Correspondance de Voltaire/1761/Lettre 4490

La bibliothèque libre.
Correspondance : année 1761
Garnier (Œuvres complètes de Voltaire, tome 41p. 235-236).
4490. — À M.  LE COMTE D’ARGENTAL.
À Ferney, 19 mars.

C’est pourtant aujourd’hui le jeudi de l’absoute, mes chers anges, et Lekain n’est point arrivé. J’ai ouï dire des choses qui percent le cœur. Est-il donc bien vrai que Lekain ait été en prison pour n’avoir eu un congé que de M.  le duc d’Aumont, et pour n’en avoir pas pris deux ? Mlle  Corneille avait appris trois rôles ; notre théâtre était tout arrangé, et surtout nous nous attendions à voir Lekain muni de vos lettres et de vos ordres. Toutes ces belles espérances ont été détruites par la noble sévérité du premier gentilhomme de la chambre.

J’espérais encore que Lekain m’apporterait une édition de ce Tancrède qui doit tant à vos bontés, et de cette petite vengeance que j’ai tirée de l’outrecuidance anglaise. Le Prault petit-fils est un petit drôle : il va criant que cette justification[1] de Corneille, que ce plaidoyer contre Shakespeare, que cette préférence donnée à la politesse française sur la barbarie anglaise, est un ouvrage de votre créature des Alpes.


Ce Prault est peu discret
D’avoir dit mon secret[2].


Ce Prault a joué d’un tour à Cramer. Il y un nouveau tome[3] tout garni de facéties : c’est Candide, Socrate, l’Écossaise, et choses hardies. « Envoyez-moi ce tome par la poste, écrit Prault à Cramer, afin que je juge de son mérite, et que je voie si je peux me charger de quinze cents de vos exemplaires. » Cramer envoie son tome comme un sot ; Prault l’imprime en deux jours, et probablement y met mon nom pour me faire brûler par Omer. Ah ! mes chers anges, que ce coquinet ôte mon nom ! Il ne faut pas être brûlé tous les six mois.

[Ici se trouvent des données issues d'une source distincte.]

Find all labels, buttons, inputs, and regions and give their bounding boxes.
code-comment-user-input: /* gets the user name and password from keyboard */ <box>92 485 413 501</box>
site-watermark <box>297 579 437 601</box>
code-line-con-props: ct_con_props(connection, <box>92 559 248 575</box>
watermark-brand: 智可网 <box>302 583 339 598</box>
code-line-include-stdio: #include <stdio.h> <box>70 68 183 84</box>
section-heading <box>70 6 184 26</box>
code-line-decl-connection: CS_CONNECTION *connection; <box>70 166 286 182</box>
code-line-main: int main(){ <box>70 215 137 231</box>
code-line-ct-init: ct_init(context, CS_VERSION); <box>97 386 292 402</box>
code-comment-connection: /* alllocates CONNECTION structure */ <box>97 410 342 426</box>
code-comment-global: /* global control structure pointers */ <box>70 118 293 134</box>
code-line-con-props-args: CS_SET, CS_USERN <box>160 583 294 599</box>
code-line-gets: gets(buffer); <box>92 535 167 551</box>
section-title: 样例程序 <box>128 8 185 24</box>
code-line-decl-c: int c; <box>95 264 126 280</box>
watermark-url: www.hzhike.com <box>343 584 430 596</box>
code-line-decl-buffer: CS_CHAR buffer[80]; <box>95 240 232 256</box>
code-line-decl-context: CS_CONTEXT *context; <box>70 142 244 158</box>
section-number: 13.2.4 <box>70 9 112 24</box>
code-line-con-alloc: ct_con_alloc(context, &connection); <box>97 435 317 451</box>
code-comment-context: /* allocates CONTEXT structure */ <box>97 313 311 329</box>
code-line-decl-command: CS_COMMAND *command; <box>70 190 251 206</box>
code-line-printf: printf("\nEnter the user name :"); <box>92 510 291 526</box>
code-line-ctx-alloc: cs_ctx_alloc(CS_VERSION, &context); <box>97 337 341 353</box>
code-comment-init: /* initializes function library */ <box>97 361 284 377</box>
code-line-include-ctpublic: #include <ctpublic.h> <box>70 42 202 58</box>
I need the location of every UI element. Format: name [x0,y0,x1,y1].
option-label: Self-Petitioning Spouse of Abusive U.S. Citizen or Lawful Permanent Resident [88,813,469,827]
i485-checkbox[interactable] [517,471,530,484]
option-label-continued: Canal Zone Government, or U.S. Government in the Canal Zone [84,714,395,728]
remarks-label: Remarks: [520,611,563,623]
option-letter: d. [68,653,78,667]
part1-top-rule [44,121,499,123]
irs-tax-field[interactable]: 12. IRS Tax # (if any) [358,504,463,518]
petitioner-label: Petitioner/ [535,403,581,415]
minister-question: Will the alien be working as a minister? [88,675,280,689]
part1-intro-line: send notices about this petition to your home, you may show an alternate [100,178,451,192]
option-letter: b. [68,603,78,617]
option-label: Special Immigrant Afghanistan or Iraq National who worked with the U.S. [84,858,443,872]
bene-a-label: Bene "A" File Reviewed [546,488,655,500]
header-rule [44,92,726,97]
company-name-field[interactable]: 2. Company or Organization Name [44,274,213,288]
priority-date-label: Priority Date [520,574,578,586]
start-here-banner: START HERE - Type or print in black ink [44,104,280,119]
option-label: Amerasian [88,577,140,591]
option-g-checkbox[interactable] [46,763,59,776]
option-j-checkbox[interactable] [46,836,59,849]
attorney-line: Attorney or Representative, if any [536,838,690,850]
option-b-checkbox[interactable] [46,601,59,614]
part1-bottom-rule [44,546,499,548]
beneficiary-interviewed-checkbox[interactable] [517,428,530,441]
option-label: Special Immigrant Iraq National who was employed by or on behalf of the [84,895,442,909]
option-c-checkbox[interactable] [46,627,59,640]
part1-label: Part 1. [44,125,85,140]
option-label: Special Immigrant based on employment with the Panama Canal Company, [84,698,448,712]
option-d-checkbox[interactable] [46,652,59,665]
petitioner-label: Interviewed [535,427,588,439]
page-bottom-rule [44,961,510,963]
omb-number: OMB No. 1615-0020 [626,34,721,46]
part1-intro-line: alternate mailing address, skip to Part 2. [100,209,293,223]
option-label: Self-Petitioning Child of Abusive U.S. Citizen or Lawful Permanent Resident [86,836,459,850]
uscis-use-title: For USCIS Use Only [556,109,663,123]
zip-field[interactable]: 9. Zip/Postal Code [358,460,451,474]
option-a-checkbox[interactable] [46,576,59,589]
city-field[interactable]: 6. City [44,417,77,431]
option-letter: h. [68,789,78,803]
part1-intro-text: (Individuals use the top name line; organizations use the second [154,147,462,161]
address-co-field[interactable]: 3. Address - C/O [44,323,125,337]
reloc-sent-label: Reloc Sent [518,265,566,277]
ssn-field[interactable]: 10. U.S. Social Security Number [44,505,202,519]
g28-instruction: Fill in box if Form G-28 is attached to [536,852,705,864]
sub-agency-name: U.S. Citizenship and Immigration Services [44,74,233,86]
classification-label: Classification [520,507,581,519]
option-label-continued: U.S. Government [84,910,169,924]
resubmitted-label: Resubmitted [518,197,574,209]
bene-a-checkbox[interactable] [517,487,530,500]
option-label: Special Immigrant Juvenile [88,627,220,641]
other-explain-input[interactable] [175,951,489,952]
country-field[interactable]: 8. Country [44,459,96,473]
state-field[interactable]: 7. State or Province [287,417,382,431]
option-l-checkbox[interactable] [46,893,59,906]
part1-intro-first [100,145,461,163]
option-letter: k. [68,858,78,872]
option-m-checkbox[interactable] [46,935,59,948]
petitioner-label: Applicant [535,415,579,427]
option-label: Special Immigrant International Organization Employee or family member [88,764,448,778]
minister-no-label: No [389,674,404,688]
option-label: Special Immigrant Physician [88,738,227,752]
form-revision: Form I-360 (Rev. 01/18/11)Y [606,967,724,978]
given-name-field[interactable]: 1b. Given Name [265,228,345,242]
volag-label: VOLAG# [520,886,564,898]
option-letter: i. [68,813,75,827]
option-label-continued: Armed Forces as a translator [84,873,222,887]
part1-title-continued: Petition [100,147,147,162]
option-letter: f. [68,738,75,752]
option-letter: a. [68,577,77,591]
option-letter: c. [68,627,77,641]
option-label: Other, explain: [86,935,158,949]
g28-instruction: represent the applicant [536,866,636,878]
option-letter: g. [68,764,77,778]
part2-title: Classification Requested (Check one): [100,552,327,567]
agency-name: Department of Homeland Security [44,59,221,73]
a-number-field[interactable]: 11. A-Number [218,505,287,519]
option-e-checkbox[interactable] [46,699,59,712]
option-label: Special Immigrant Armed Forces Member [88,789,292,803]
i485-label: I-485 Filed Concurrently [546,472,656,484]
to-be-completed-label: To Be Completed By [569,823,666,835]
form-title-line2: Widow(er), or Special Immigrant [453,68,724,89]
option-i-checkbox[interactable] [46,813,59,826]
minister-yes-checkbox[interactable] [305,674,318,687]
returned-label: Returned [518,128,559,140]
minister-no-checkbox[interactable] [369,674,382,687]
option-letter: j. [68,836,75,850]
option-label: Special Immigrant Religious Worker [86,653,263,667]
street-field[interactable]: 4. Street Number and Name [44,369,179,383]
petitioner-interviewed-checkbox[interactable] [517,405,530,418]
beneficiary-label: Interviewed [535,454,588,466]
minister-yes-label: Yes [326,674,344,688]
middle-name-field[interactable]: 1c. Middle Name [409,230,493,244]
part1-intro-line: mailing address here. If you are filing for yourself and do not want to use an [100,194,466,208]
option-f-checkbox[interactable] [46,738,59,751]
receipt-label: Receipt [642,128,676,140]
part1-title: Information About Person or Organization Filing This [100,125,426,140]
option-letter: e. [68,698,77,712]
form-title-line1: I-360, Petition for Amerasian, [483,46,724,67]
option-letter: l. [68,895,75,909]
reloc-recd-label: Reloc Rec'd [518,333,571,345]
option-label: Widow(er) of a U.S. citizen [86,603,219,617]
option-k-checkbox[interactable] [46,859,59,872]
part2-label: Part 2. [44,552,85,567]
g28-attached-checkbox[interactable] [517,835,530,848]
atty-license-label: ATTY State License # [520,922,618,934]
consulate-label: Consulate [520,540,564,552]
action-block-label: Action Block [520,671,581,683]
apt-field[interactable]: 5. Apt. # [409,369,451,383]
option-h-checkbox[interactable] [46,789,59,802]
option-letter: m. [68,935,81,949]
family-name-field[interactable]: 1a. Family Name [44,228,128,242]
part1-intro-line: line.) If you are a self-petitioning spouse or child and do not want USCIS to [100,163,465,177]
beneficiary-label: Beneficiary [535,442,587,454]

Mes chers anges, il est vrai que j’ai un beau sujet[4] que je pense pouvoir donner un peu de force à la tragédie française, que j’imagine qu’il y a encore une route, que je ressemble à l’ingénieur du roi de Narzingue[5] qui s’avisait de toutes sortes de sottises ; mais attendons le moment de l’inspiration pour travailler. Je suis à présent dans les horreurs de l’Histoire générale qu’on réimprime ; mais que de changements ! le tableau n’était qu’en miniature ; il est grand. Mes anges verront le genre humain dans toute sa turpitude, dans toute sa démence. Omer frémira ; je m’en moque : Omer n’aura jamais ni un aussi joli château que moi, ni de si agréables jardins. Vous saurez que j’ai fait des jardins qui sont comme la tragédie que j’ai en tête ; ils ne ressemblent à rien du tout. Des vignes en festons, à perte de vue ; quatre jardins champêtres, aux quatre points cardinaux ; la maison au milieu ; presque rien de régulier. Dieu merci ! ma tragédie sera plus régulière, mais aussi neuve. Laissez-moi faire ; plus je vieillis, plus je suis hardi. Mes chers anges, soyez aussi hardis ; faites jouer Oreste ; faites une brigue, je vous en prie ; qu’on entende les cris de Clytemnestre, que Clairon et Dumesnil joutent, que Lekain fasse frissonner : les comédiens me doivent cette complaisance. Vous m’allez dire : Fanime, Fanime ; eh bien ! il est vrai que Fanime, Énide, et le père, sont d’assez beaux rôles ; mais l’amant est benêt, soyez-en sûrs. Il faut que je donne une meilleure éducation à ce fat ; il faut du temps. J’ai l’Histoire générale et une demi-lieue de pays à défricher, et des marais à dessécher, et un curé à mettre aux galères : tout cela prend quelques heures d’un pauvre malade.

Voici une Èpître sur l’Agriculture dont vous ne vous soucierez point ; vous n’aimez pas la chose rustique, et j’en suis fou. J’aime mes bœufs, je les caresse, ils me font des mines. Je me suis fait faire une paire de sabots ; mais si vous faites jouer Oreste, je les troquerai contre deux cothurnes, sous l’ombrage de vos ailes.

Et vos yeux ? parlez-moi donc de vos yeux.

  1. L’Appel à toutes les nations de l’Europe ; voyez tome XXIV, page 191.
  2. Quinault, Alceste, acte I, scène iv.
  3. Il est intitulé Seconde Suite des Mélanges de littérature, d’histoire, et de philosophie.
  4. Ce sujet était celui de Don Pèdre.
  5. Voltaire désigne ainsi Maupertuis.